(Caption for photo at top of the post: “Twenty-seven members of one family were buried in a mass grave in Mandatah. It was marked with white flags and 27 piles of stones.”)
Now that the (for years heavily Pakistan-backed) Afghan Taliban are firmly (sort of) back in power, the Pak military are increasingly exasperated with their protégé’s’ tolerance/protection of their Pak brethren in Afghanistan.
First two tweets,
and now from a NY Times report vividly describing the aftermath of the strikes mentioned just above (and the background to them)–can’t say Kabul wasn’t warned:
‘I Lost Everything’: Pakistani Airstrikes Escalate Conflict on Afghan Border
The airstrikes killed at least 45 people, stoking fears of a violent resurgence of the conflict in eastern Afghanistan, which has become a base for Pakistani militants.
By Christina Goldbaum and Safiullah Padshah
Photographs by The New York Times
MANDATAH VILLAGE, Afghanistan — It was nearly 3 a.m. in the mountainous borderlands of eastern Afghanistan when a deafening thud jolted Qudratullah awake. Confused, he staggered to the doorway of his mud brick home, looked outside and froze.
Thick plumes of black smoke and dust filled the air. The front of the modest house where his relatives lived was a pile of rubble. His 3-year-old nephew stood in the yard, sobbing.
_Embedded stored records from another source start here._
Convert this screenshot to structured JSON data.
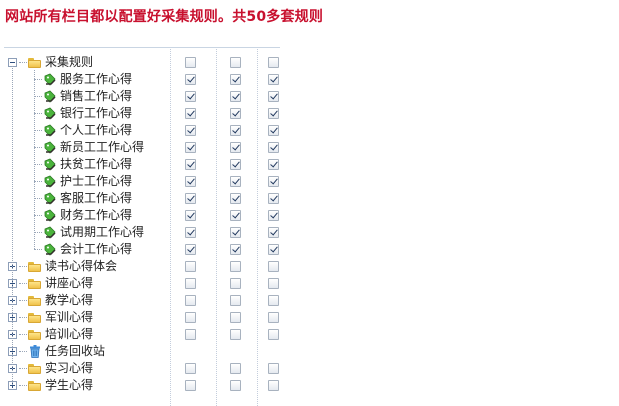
{
  "heading": "网站所有栏目都以配置好采集规则。共50多套规则",
  "colors": {
    "heading": "#c8102e",
    "check": "#22395e"
  },
  "tree": {
    "root": {
      "label": "采集规则",
      "expanded": true,
      "checks": [
        false,
        false,
        false
      ],
      "children": [
        {
          "label": "服务工作心得",
          "checks": [
            true,
            true,
            true
          ]
        },
        {
          "label": "销售工作心得",
          "checks": [
            true,
            true,
            true
          ]
        },
        {
          "label": "银行工作心得",
          "checks": [
            true,
            true,
            true
          ]
        },
        {
          "label": "个人工作心得",
          "checks": [
            true,
            true,
            true
          ]
        },
        {
          "label": "新员工工作心得",
          "checks": [
            true,
            true,
            true
          ]
        },
        {
          "label": "扶贫工作心得",
          "checks": [
            true,
            true,
            true
          ]
        },
        {
          "label": "护士工作心得",
          "checks": [
            true,
            true,
            true
          ]
        },
        {
          "label": "客服工作心得",
          "checks": [
            true,
            true,
            true
          ]
        },
        {
          "label": "财务工作心得",
          "checks": [
            true,
            true,
            true
          ]
        },
        {
          "label": "试用期工作心得",
          "checks": [
            true,
            true,
            true
          ]
        },
        {
          "label": "会计工作心得",
          "checks": [
            true,
            true,
            true
          ]
        }
      ]
    },
    "folders": [
      {
        "label": "读书心得体会",
        "icon": "folder-icon",
        "checks": [
          false,
          false,
          false
        ]
      },
      {
        "label": "讲座心得",
        "icon": "folder-icon",
        "checks": [
          false,
          false,
          false
        ]
      },
      {
        "label": "教学心得",
        "icon": "folder-icon",
        "checks": [
          false,
          false,
          false
        ]
      },
      {
        "label": "军训心得",
        "icon": "folder-icon",
        "checks": [
          false,
          false,
          false
        ]
      },
      {
        "label": "培训心得",
        "icon": "folder-icon",
        "checks": [
          false,
          false,
          false
        ]
      },
      {
        "label": "任务回收站",
        "icon": "recycle-bin-icon",
        "checks": []
      },
      {
        "label": "实习心得",
        "icon": "folder-icon",
        "checks": [
          false,
          false,
          false
        ]
      },
      {
        "label": "学生心得",
        "icon": "folder-icon",
        "checks": [
          false,
          false,
          false
        ]
      }
    ]
  }
}
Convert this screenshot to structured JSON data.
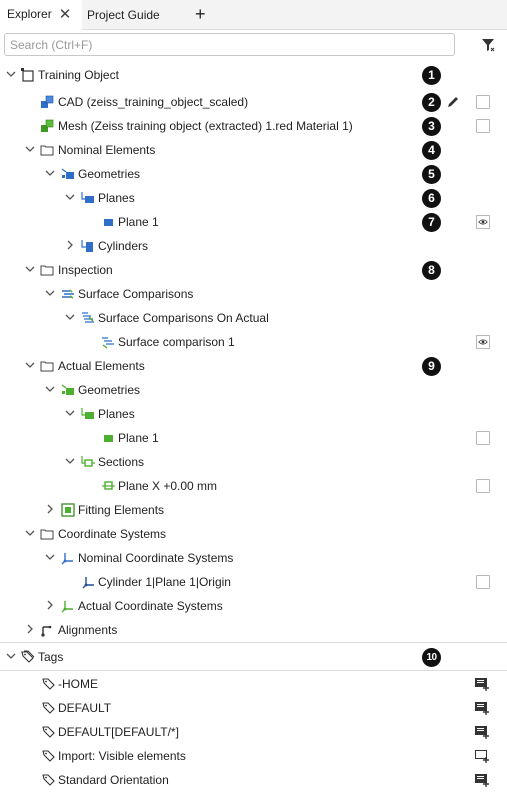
{
  "tabs": {
    "explorer": "Explorer",
    "project_guide": "Project Guide",
    "close_glyph": "✕",
    "add_glyph": "+"
  },
  "search": {
    "placeholder": "Search (Ctrl+F)"
  },
  "tree": {
    "root": "Training Object",
    "cad": "CAD (zeiss_training_object_scaled)",
    "mesh": "Mesh (Zeiss training object (extracted) 1.red Material 1)",
    "nominal_elements": "Nominal Elements",
    "nominal_geometries": "Geometries",
    "nominal_planes": "Planes",
    "nominal_plane1": "Plane 1",
    "cylinders": "Cylinders",
    "inspection": "Inspection",
    "surface_comparisons": "Surface Comparisons",
    "surface_comparisons_on_actual": "Surface Comparisons On Actual",
    "surface_comparison1": "Surface comparison 1",
    "actual_elements": "Actual Elements",
    "actual_geometries": "Geometries",
    "actual_planes": "Planes",
    "actual_plane1": "Plane 1",
    "sections": "Sections",
    "plane_x": "Plane X +0.00 mm",
    "fitting_elements": "Fitting Elements",
    "coordinate_systems": "Coordinate Systems",
    "nominal_coordinate_systems": "Nominal Coordinate Systems",
    "cylinder_origin": "Cylinder 1|Plane 1|Origin",
    "actual_coordinate_systems": "Actual Coordinate Systems",
    "alignments": "Alignments"
  },
  "tags": {
    "header": "Tags",
    "items": [
      "-HOME",
      "DEFAULT",
      "DEFAULT[DEFAULT/*]",
      "Import: Visible elements",
      "Standard Orientation"
    ]
  },
  "badges": [
    "1",
    "2",
    "3",
    "4",
    "5",
    "6",
    "7",
    "8",
    "9",
    "10"
  ],
  "colors": {
    "nominal_blue": "#2f6fc9",
    "actual_green": "#4caf2f",
    "badge": "#111111",
    "tab_bar": "#f3f3f3"
  }
}
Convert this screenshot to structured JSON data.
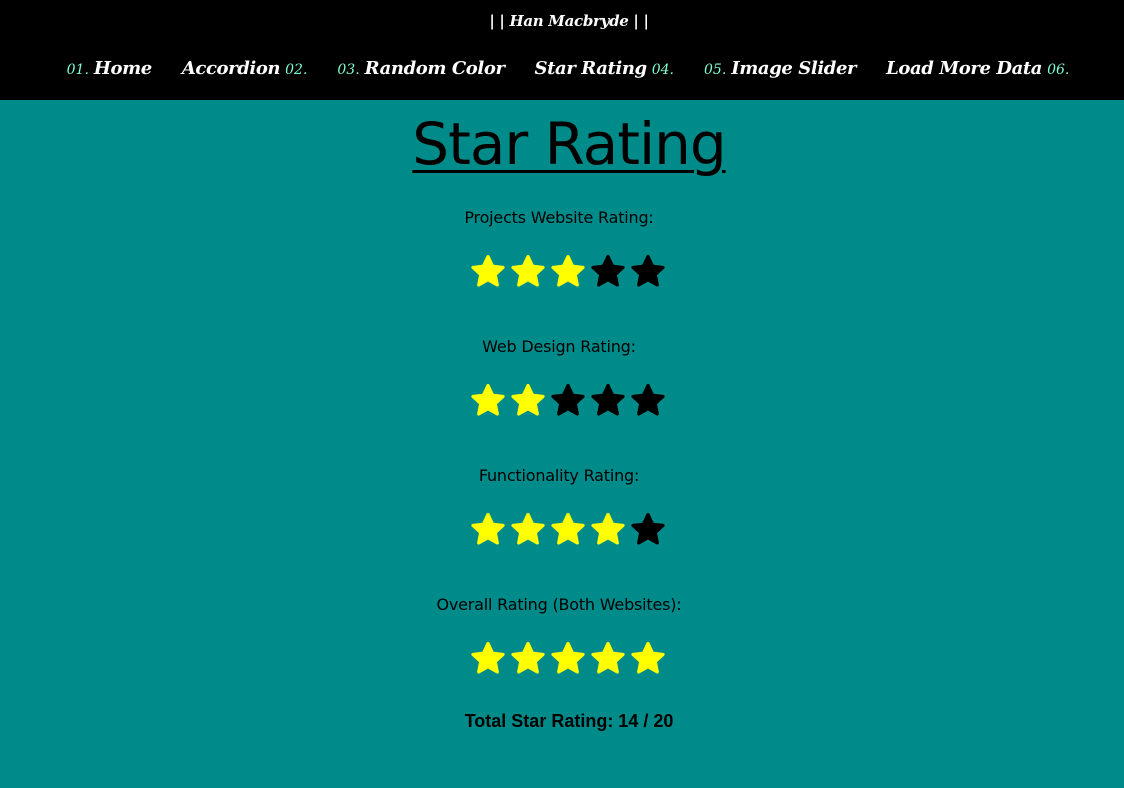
{
  "header": {
    "brand": "| | Han Macbryde | |"
  },
  "nav": [
    {
      "number": "01.",
      "label": "Home",
      "num_position": "before"
    },
    {
      "number": "02.",
      "label": "Accordion",
      "num_position": "after"
    },
    {
      "number": "03.",
      "label": "Random Color",
      "num_position": "before"
    },
    {
      "number": "04.",
      "label": "Star Rating",
      "num_position": "after"
    },
    {
      "number": "05.",
      "label": "Image Slider",
      "num_position": "before"
    },
    {
      "number": "06.",
      "label": "Load More Data",
      "num_position": "after"
    }
  ],
  "page": {
    "title": "Star Rating"
  },
  "ratings": [
    {
      "label": "Projects Website Rating:",
      "filled": 3,
      "max": 5
    },
    {
      "label": "Web Design Rating:",
      "filled": 2,
      "max": 5
    },
    {
      "label": "Functionality Rating:",
      "filled": 4,
      "max": 5
    },
    {
      "label": "Overall Rating (Both Websites):",
      "filled": 5,
      "max": 5
    }
  ],
  "total": {
    "text": "Total Star Rating: 14 / 20"
  },
  "colors": {
    "background": "#008b8b",
    "topbar": "#000000",
    "nav_number": "#7fffd4",
    "star_filled": "#ffff00",
    "star_empty": "#000000"
  }
}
Behind him, four more children were sprawled across the pale earth, their lifeless frames soaked in blood…
His village, Mandatah, was one of four in eastern Afghanistan hit this month by Pakistani airstrikes, Afghan officials said, killing at least 45 people, including 20 children.
Among them were 27 of Qudratullah’s relatives — an almost incomprehensible loss…
The pre-dawn airstrikes in Khost and Kunar Provinces two weeks ago marked a serious escalation of the cross-border conflict in this remote, wild and rocky stretch of Afghanistan, and exacerbated tensions between the two countries that have navigated a delicate relationship since the Taliban seized power last year.
Pakistani officials have not confirmed or commented on the airstrikes.
The airstrikes, which Afghan officials said were carried out by Pakistani military aircraft, came several days after militants said to be operating from the area killed seven soldiers across the border in Pakistan…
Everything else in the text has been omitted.